El cortesano miró afiladamente al holandés y, sin apartar la mirada, tradujo a su rey. Tras responder éste, el hombre volvió al español:
—Un galeón español cuesta por encima de los cien mil pesos y sus mercancías, antes de la venta en Nueva España, muchos cientos de miles.
Van de Derck no esperaba que los cham tuvieran tanto conocimiento de los españoles y temió que éste fuera aún mayor del que dejaban entrever.
—Sí, pero…
—Pero tu plan contraviene la regla de nuestra flota: atacar sólo en caso de éxito seguro y siempre por sorpresa.

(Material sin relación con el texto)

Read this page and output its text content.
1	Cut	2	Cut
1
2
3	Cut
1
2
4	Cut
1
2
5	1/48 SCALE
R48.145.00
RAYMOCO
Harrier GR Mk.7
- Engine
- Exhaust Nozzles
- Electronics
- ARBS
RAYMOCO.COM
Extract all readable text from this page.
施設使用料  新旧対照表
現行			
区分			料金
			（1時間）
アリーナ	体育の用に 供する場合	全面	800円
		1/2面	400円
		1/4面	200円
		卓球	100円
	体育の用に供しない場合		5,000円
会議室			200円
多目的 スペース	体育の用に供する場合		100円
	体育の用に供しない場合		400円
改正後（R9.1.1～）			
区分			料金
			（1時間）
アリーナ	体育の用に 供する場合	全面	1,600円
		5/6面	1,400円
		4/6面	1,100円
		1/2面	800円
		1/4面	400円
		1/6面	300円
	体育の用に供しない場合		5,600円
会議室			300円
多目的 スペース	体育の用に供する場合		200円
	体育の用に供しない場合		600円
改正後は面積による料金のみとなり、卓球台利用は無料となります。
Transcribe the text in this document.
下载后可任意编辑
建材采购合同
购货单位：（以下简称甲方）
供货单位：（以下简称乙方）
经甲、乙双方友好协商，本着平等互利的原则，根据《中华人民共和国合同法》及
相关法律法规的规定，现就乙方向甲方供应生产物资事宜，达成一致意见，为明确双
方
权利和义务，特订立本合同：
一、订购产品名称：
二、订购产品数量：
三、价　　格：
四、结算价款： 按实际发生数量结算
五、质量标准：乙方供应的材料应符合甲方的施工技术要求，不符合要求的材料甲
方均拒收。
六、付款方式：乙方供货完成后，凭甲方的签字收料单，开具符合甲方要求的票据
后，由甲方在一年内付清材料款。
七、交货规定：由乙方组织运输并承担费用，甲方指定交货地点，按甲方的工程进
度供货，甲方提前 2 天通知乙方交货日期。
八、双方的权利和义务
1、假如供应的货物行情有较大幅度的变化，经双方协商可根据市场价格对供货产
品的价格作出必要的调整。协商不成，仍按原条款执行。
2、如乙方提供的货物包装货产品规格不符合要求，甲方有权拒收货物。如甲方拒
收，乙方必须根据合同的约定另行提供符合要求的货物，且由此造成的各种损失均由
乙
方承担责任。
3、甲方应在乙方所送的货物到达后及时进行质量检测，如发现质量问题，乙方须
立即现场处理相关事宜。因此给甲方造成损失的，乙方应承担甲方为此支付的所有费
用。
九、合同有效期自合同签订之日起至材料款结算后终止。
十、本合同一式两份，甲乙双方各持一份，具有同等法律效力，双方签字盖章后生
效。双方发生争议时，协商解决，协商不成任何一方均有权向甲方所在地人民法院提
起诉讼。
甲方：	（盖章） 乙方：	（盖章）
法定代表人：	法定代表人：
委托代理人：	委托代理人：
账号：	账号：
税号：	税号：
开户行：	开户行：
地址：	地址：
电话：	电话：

Las palabras del cortesano, dichas en tono duro y eludiendo la negociación, dejaron cortado a Piet van de Derck unos instantes. Después repuso:
—El éxito es seguro y, a pesar de que los españoles hagan el viaje a nuestra vista, la sorpresa se la daremos cuando aparezca el navío.
—Ni el éxito es tan seguro, ni la sorpresa la daremos nosotros, que es lo que exige nuestra regla. El rey no hablará más hoy. Te desea que descanses bien, extranjero.
El rey se levantó sin decir palabra y de la oscuridad del jardín aparecieron como sombras los otros cortesanos. Todos lo siguieron y Piet van de Derck quedó sumido en pensamientos inquietos.